In the summer of 2019, I got my first job. I watched children at the local recreation center for two and a half months over summer break. The job wasn’t that hard, as most of the staff around me did all the work. I wanted to do more than I did, but I didn’t have enough experience. Summer ended, and I went back to school.
Then the pandemic hit.
I was called back into work after a few months of isolation. Most of the staff I knew had moved on and I didn’t know what I was doing. Over the ensuing year, I was expected to become leader and help get the kids through the pandemic.
In order to survive, I had to learn more lessons than I probably realize. Three lessons that stick out are (1) the importance of planning, (2) being understanding and loving towards every kid, and (3) being patient and actually talking to them.
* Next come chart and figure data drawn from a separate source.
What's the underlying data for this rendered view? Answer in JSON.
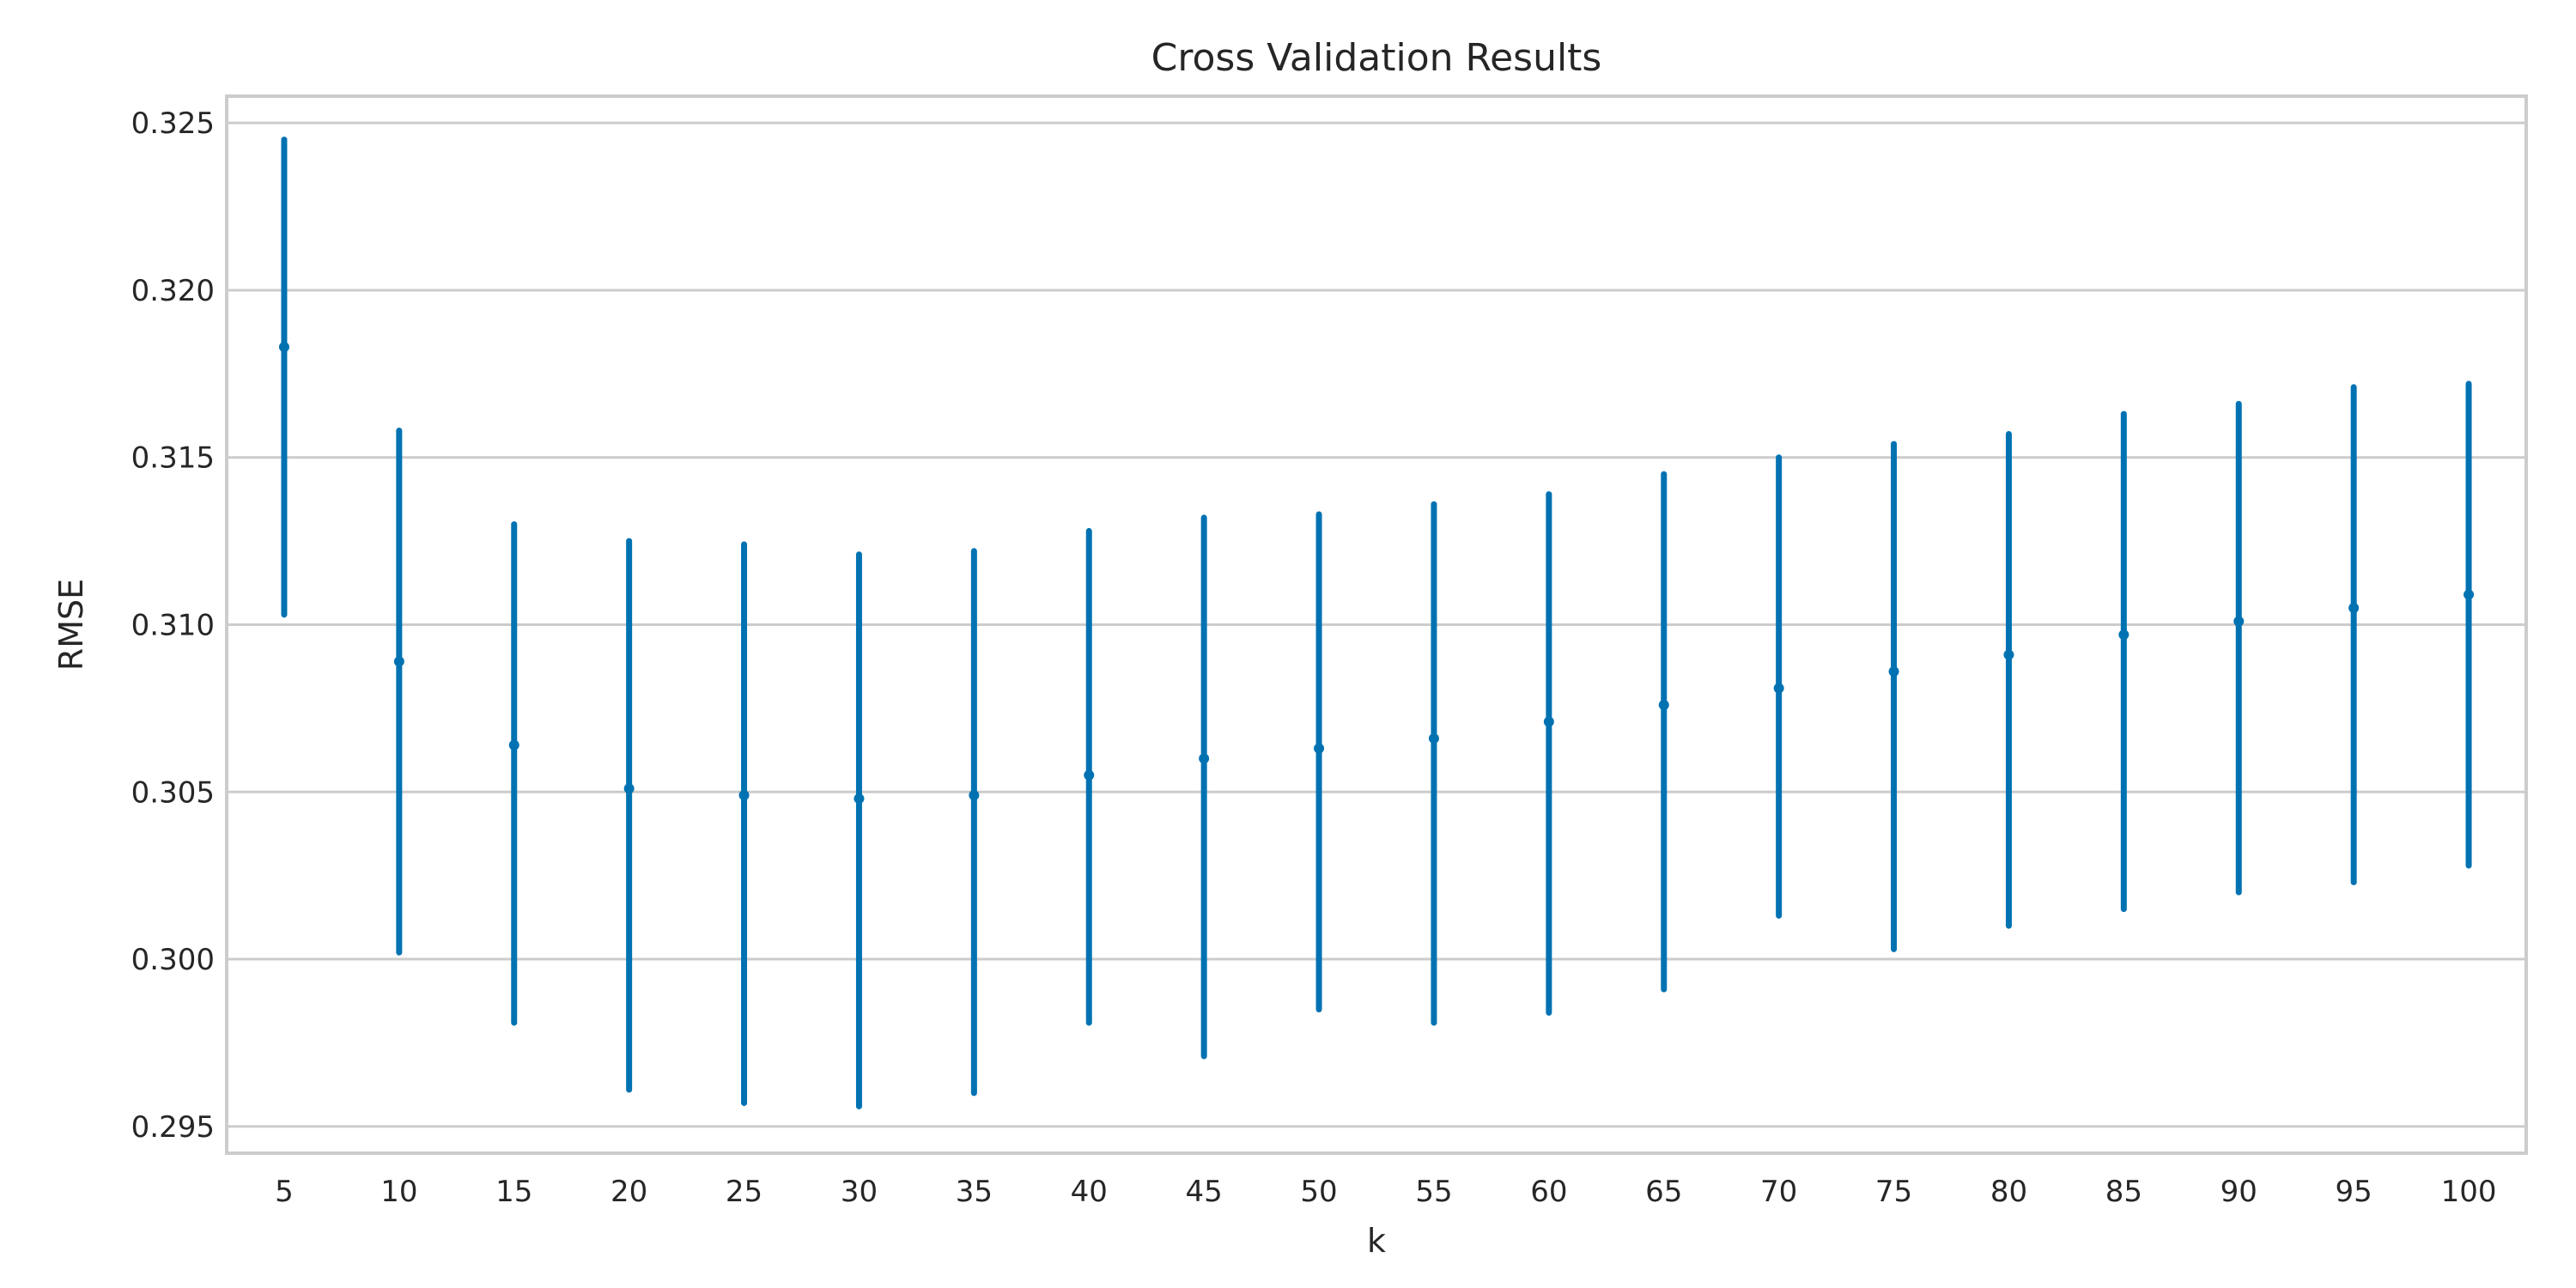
{
  "chart_data": {
    "type": "scatter",
    "title": "Cross Validation Results",
    "xlabel": "k",
    "ylabel": "RMSE",
    "ylim": [
      0.2942,
      0.3258
    ],
    "yticks": [
      0.295,
      0.3,
      0.305,
      0.31,
      0.315,
      0.32,
      0.325
    ],
    "ytick_labels": [
      "0.295",
      "0.300",
      "0.305",
      "0.310",
      "0.315",
      "0.320",
      "0.325"
    ],
    "grid": true,
    "color": "#0072B2",
    "series": [
      {
        "x": [
          5,
          10,
          15,
          20,
          25,
          30,
          35,
          40,
          45,
          50,
          55,
          60,
          65,
          70,
          75,
          80,
          85,
          90,
          95,
          100
        ],
        "mean": [
          0.3183,
          0.3089,
          0.3064,
          0.3051,
          0.3049,
          0.3048,
          0.3049,
          0.3055,
          0.306,
          0.3063,
          0.3066,
          0.3071,
          0.3076,
          0.3081,
          0.3086,
          0.3091,
          0.3097,
          0.3101,
          0.3105,
          0.3109
        ],
        "lower": [
          0.3103,
          0.3002,
          0.2981,
          0.2961,
          0.2957,
          0.2956,
          0.296,
          0.2981,
          0.2971,
          0.2985,
          0.2981,
          0.2984,
          0.2991,
          0.3013,
          0.3003,
          0.301,
          0.3015,
          0.302,
          0.3023,
          0.3028
        ],
        "upper": [
          0.3245,
          0.3158,
          0.313,
          0.3125,
          0.3124,
          0.3121,
          0.3122,
          0.3128,
          0.3132,
          0.3133,
          0.3136,
          0.3139,
          0.3145,
          0.315,
          0.3154,
          0.3157,
          0.3163,
          0.3166,
          0.3171,
          0.3172
        ]
      }
    ]
  }
}
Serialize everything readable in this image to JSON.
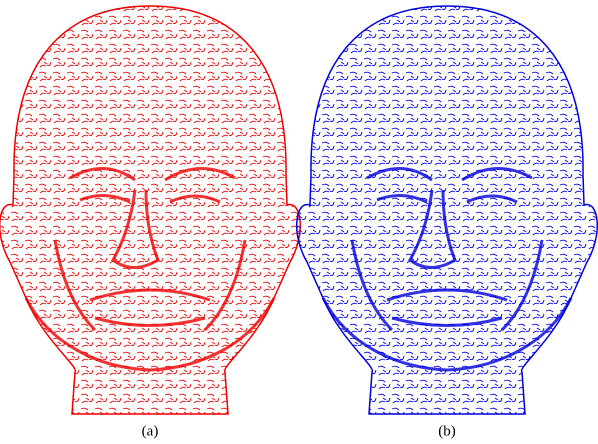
{
  "figure": {
    "panels": [
      {
        "label": "(a)"
      },
      {
        "label": "(b)"
      }
    ]
  }
}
We hear about the importance of planning all the time, and still ignore it. Every day when I walked in, I would take a look at the things they had scheduled for my group, and try to decide what we would do instead. The bosses wanted us to play four corners in the dance room? My group hated that game. We were playing scatterball instead.
Knowing the group and who I was working with was one of the most important parts of the job. This applied to staff as well as kids. If I was in a group with someone who was going to sit there on their phone the whole time, I needed to factor that into my decision making. When working with kids, some days are better than others. Some people might think every day they had to work with kids was awful. Those people are cynical.
When it comes to working with kids, monitoring how the group is doing as a whole is important. Certain kids are good or bad influences on others, and depending on how they’re feeling, and what you’re doing, it can make or break your entire day.
Working at a local rec center means working with a diverse group of kids. Some of them have disabilities, some are spoiled brats, and others are angels that make going in everyday worth it.
Another important thing I had to learn was to try and see the best in every child. This applies to working with people in general, but even more so when a kid with ADHD won’t listen and is holding your entire group back.
Whether it’s because they’re screaming in your ear and crying as you write notes to their parents, or because they keep annoying other kids and distracting them, working with disabilities is almost never easy.
Oftentimes parents have horrible days just like their kids. When they pick up their children and hear that they’ve been awful all day, it just makes things even worse. That’s why when these kids have good days, there’s this sense of pride when you get to tell their parents how well they did. I’d take them to the “treasure box” and give them a prize as they were leaving. It was one of the best parts of my job.
Kids aren’t stupid. If you talk to them like they’re babies who don’t understand anything, they’ll begin to reflect that. Many of the staff I worked with didn’t realize how important it was to treat the kids like they’re smart. Kids know when they are treated as if they’re intelligent. When they’re treated like they’re stupid, it lowers the quality of the group and it lowers the kids’ opinion of the leader. It’s important to explain things to kids, and not just tell them “because I said so!” whenever you’re angry.
Believe it or not, much like adults, kids don’t like hearing “because I said so.” It’s a lazy answer that just translates to “I don’t want to tell you.”
It’s important not to take negative emotions out on them at all. Those feelings can spread through a group like wildfire. The number of times I yelled at my group, or any kids in any situation, is in the single digits. (If the people I worked for are reading this article, then I never yelled at them at all. That wasn’t how I was trained.)
Yelling at children the second they misbehave is bad. They become conditioned to the yelling, and won’t listen to anything else.
They’ll talk to you if you let them. Children aren’t stupid, but you have to really listen when they talk. Not just sit there and say “uh huh,” or “mhm” whenever they start telling you about their favorite game, or what they did over the weekend. It’s important that they realize you’re on their side, and that you’re not just there to watch them. You’re also there to be their friend.
When working with kids, every struggle is a memory. It’s also one of the hardest jobs anyone can undertake. Parents, teachers and staff that work with children have rewarding jobs. I learned that, and I learned invaluable lessons that I will carry with me the rest of my life.